1. A routine invasive versus a conservative or 'selective invasive' strategy for the management of UA/NSTEMI in the stent era.
2. A routine invasive strategy with and without glycoprotein IIb/IIIa receptor antagonists versus a conservative strategy for the management of UA/NSTEMI in the stent era.
We searched the following databases and additional resources up to 25 August 2015: the Cochrane Central Register of Controlled Trials (CENTRAL) on the Cochrane Library, MEDLINE and EMBASE, with no language restrictions.
We included prospective randomised controlled trials (RCTs) that compared invasive with conservative or 'selective invasive' strategies in participants with acute UA/NSTEMI.
Two review authors screened the records and extracted data in duplicate.
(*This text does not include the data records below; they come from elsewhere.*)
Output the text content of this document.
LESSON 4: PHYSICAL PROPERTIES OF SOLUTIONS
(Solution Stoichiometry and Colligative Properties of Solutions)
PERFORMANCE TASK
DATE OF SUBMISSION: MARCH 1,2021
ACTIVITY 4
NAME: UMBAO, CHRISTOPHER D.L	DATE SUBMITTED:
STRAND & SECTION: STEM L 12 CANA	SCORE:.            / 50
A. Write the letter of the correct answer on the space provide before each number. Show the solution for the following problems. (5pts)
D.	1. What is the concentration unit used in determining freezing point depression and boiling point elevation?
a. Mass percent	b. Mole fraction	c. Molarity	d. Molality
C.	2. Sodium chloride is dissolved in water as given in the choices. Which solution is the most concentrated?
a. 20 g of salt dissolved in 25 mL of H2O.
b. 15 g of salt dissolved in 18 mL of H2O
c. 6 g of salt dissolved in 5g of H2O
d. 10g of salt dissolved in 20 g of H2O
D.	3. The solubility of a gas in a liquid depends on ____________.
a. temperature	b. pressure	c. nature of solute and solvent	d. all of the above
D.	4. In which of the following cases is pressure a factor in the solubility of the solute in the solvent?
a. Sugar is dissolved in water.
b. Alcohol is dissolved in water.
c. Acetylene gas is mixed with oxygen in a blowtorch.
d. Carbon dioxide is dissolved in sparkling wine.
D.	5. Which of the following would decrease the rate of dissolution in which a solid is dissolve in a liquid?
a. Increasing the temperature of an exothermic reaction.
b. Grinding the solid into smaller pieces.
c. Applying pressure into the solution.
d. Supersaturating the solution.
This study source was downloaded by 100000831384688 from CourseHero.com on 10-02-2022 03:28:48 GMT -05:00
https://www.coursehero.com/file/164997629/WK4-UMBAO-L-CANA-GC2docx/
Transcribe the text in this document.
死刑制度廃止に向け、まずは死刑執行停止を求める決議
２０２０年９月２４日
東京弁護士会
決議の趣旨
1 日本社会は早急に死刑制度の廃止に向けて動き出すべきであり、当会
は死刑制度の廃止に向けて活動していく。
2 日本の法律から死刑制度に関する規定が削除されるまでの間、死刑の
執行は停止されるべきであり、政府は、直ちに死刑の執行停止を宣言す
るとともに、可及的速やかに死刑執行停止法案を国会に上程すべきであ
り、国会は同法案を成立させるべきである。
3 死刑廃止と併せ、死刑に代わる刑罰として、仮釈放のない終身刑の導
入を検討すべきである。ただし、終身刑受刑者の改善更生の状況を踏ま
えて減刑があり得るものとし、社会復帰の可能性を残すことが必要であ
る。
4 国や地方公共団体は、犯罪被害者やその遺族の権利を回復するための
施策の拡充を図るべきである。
Using intention-to-treat analysis with random-effects models, we calculated summary estimates of the risk ratio (RR) with 95% confidence intervals (CIs) for the primary endpoints of all-cause death, fatal and non-fatal myocardial infarction (MI), combined all-cause death or non-fatal MI, refractory angina and re-hospitalisation. We performed further analysis of included studies based on whether glycoprotein IIb/IIIa receptor antagonists were used routinely. We assessed the heterogeneity of included trials using Pearson χ² (Chi² test) and variance (I² statistic) analysis. Using the Grading of Recommendations Assessment, Development and Evaluation (GRADE) approach, we assessed the quality of the evidence and the GRADE profiler (GRADEPRO) was used to import data from Review Manager 5.3 (Review Manager) to create Summary of findings (SoF) tables.
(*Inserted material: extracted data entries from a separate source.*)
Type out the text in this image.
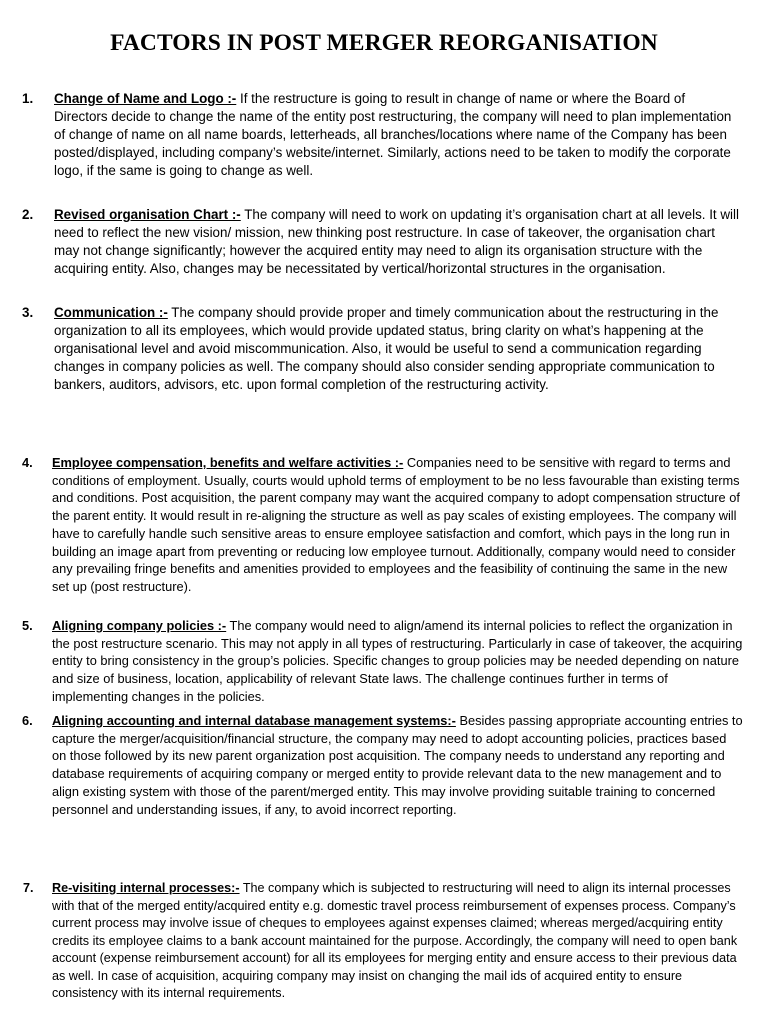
FACTORS IN POST MERGER REORGANISATION
1. Change of Name and Logo :- If the restructure is going to result in change of name or where the Board of Directors decide to change the name of the entity post restructuring, the company will need to plan implementation of change of name on all name boards, letterheads, all branches/locations where name of the Company has been posted/displayed, including company’s website/internet. Similarly, actions need to be taken to modify the corporate logo, if the same is going to change as well.
2. Revised organisation Chart :- The company will need to work on updating it’s organisation chart at all levels. It will need to reflect the new vision/ mission, new thinking post restructure. In case of takeover, the organisation chart may not change significantly; however the acquired entity may need to align its organisation structure with the acquiring entity. Also, changes may be necessitated by vertical/horizontal structures in the organisation.
3. Communication :- The company should provide proper and timely communication about the restructuring in the organization to all its employees, which would provide updated status, bring clarity on what’s happening at the organisational level and avoid miscommunication. Also, it would be useful to send a communication regarding changes in company policies as well. The company should also consider sending appropriate communication to bankers, auditors, advisors, etc. upon formal completion of the restructuring activity.
4. Employee compensation, benefits and welfare activities :- Companies need to be sensitive with regard to terms and conditions of employment. Usually, courts would uphold terms of employment to be no less favourable than existing terms and conditions. Post acquisition, the parent company may want the acquired company to adopt compensation structure of the parent entity. It would result in re-aligning the structure as well as pay scales of existing employees. The company will have to carefully handle such sensitive areas to ensure employee satisfaction and comfort, which pays in the long run in building an image apart from preventing or reducing low employee turnout. Additionally, company would need to consider any prevailing fringe benefits and amenities provided to employees and the feasibility of continuing the same in the new set up (post restructure).
5. Aligning company policies :- The company would need to align/amend its internal policies to reflect the organization in the post restructure scenario. This may not apply in all types of restructuring. Particularly in case of takeover, the acquiring entity to bring consistency in the group’s policies. Specific changes to group policies may be needed depending on nature and size of business, location, applicability of relevant State laws. The challenge continues further in terms of implementing changes in the policies.
6. Aligning accounting and internal database management systems:- Besides passing appropriate accounting entries to capture the merger/acquisition/financial structure, the company may need to adopt accounting policies, practices based on those followed by its new parent organization post acquisition. The company needs to understand any reporting and database requirements of acquiring company or merged entity to provide relevant data to the new management and to align existing system with those of the parent/merged entity. This may involve providing suitable training to concerned personnel and understanding issues, if any, to avoid incorrect reporting.
7. Re-visiting internal processes:- The company which is subjected to restructuring will need to align its internal processes with that of the merged entity/acquired entity e.g. domestic travel process reimbursement of expenses process. Company’s current process may involve issue of cheques to employees against expenses claimed; whereas merged/acquiring entity credits its employee claims to a bank account maintained for the purpose. Accordingly, the company will need to open bank account (expense reimbursement account) for all its employees for merging entity and ensure access to their previous data as well. In case of acquisition, acquiring company may insist on changing the mail ids of acquired entity to ensure consistency with its internal requirements.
Eight RCTs with a total of 8915 participants (4545 invasive strategies, 4370 conservative strategies) were eligible for inclusion. We included three new studies and 1099 additional participants in this review update. In the all-study analysis, evidence did not show appreciable risk reductions in all-cause mortality (RR 0.87, 95% CI 0.64 to 1.18; eight studies, 8915 participants; low quality evidence) and death or non-fatal MI (RR 0.93, 95% CI 0.71 to 1.2; seven studies, 7715 participants; low quality evidence) with invasive strategies compared to conservative (selective invasive) strategies at six to 12 months follow-up. There was appreciable risk reduction in MI (RR 0.79, 95% CI 0.63 to 1.00; eight studies, 8915 participants; moderate quality evidence), refractory angina (RR 0.64, 95% CI 0.52 to 0.79; five studies, 8287 participants; moderate quality evidence) and re-hospitalisation (RR 0.77, 95% CI 0.63 to 0.94; six studies, 6921 participants; moderate quality evidence) with routine invasive strategies compared to conservative (selective invasive) strategies also at six to 12 months follow-up.
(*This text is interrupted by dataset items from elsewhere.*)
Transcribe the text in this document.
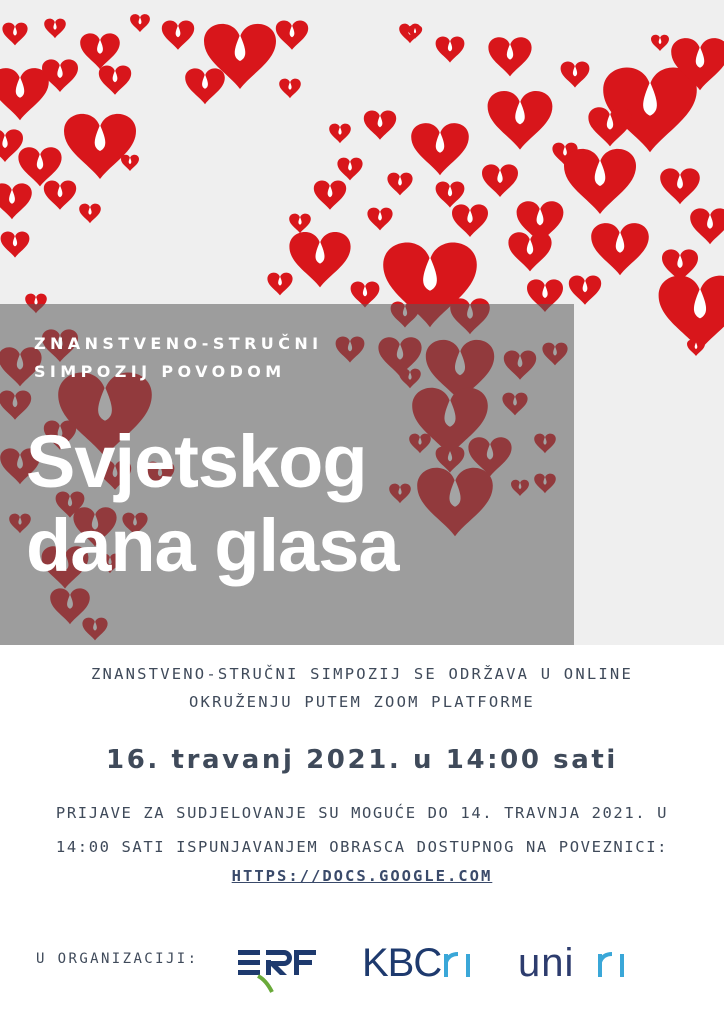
ZNANSTVENO-STRUČNI
SIMPOZIJ POVODOM
Svjetskog
dana glasa
ZNANSTVENO-STRUČNI SIMPOZIJ SE ODRŽAVA U ONLINE
OKRUŽENJU PUTEM ZOOM PLATFORME
16. travanj 2021. u 14:00 sati
PRIJAVE ZA SUDJELOVANJE SU MOGUĆE DO 14. TRAVNJA 2021. U
14:00 SATI ISPUNJAVANJEM OBRASCA DOSTUPNOG NA POVEZNICI:
HTTPS://DOCS.GOOGLE.COM
U ORGANIZACIJI:	KBC uni
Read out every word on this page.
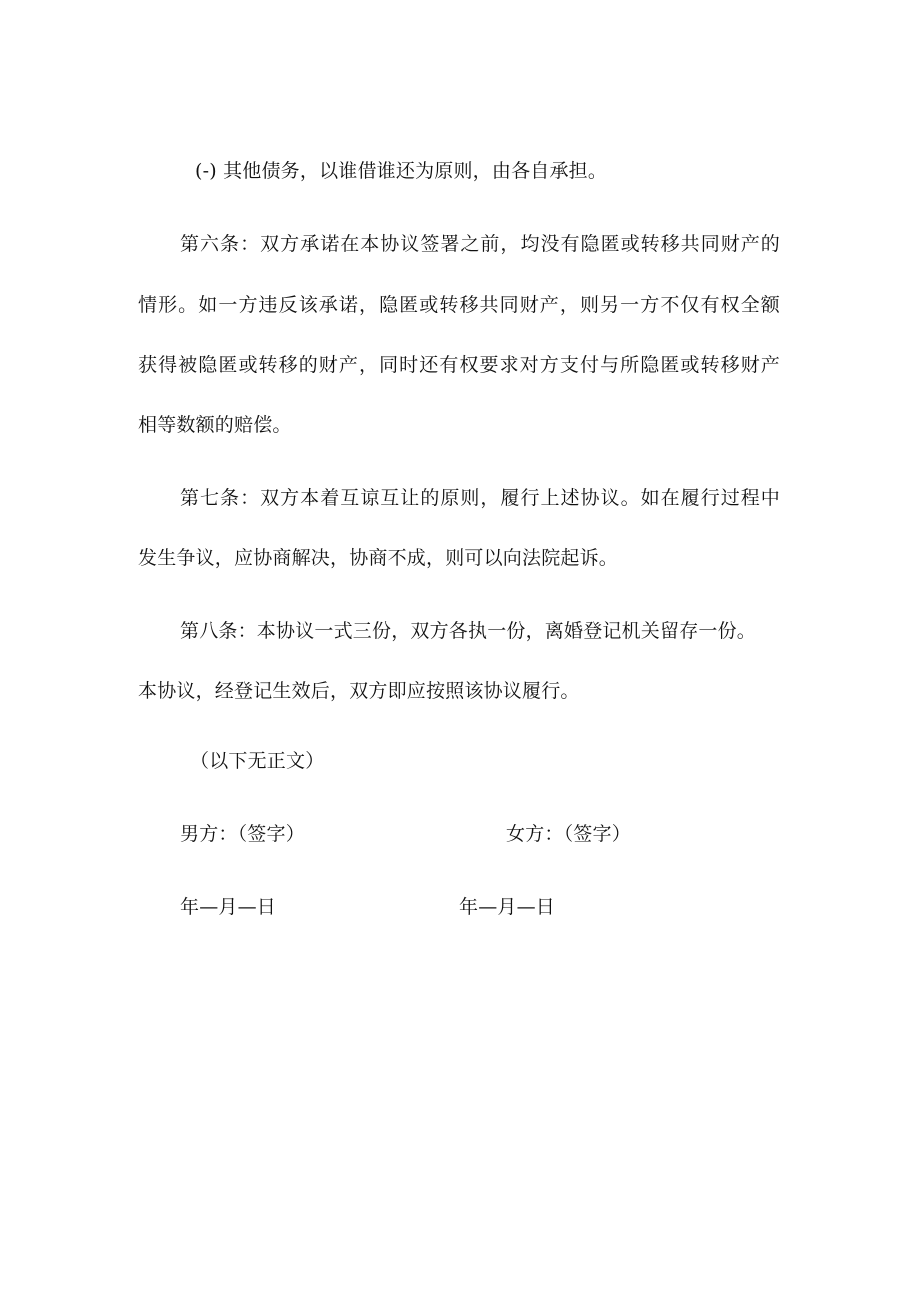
(-) 其他债务，以谁借谁还为原则，由各自承担。
第六条：双方承诺在本协议签署之前，均没有隐匿或转移共同财产的
情形。如一方违反该承诺，隐匿或转移共同财产，则另一方不仅有权全额
获得被隐匿或转移的财产，同时还有权要求对方支付与所隐匿或转移财产
相等数额的赔偿。
第七条：双方本着互谅互让的原则，履行上述协议。如在履行过程中
发生争议，应协商解决，协商不成，则可以向法院起诉。
第八条：本协议一式三份，双方各执一份，离婚登记机关留存一份。
本协议，经登记生效后，双方即应按照该协议履行。
（以下无正文）
男方：（签字）	女方：（签字）
年—月—日	年—月—日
Evidence also showed increased risks in bleeding (RR 1.73, 95% CI 1.30 to 2.31; six studies, 7584 participants; moderate quality evidence) and procedure-related MI (RR 1.87, 95% CI 1.47 to 2.37; five studies, 6380 participants; moderate quality evidence) with routine invasive strategies compared to conservative (selective invasive) strategies.
The low quality evidence were as a result of serious risk of bias and imprecision in the estimate of effect while moderate quality evidence was only due to serious risk of bias.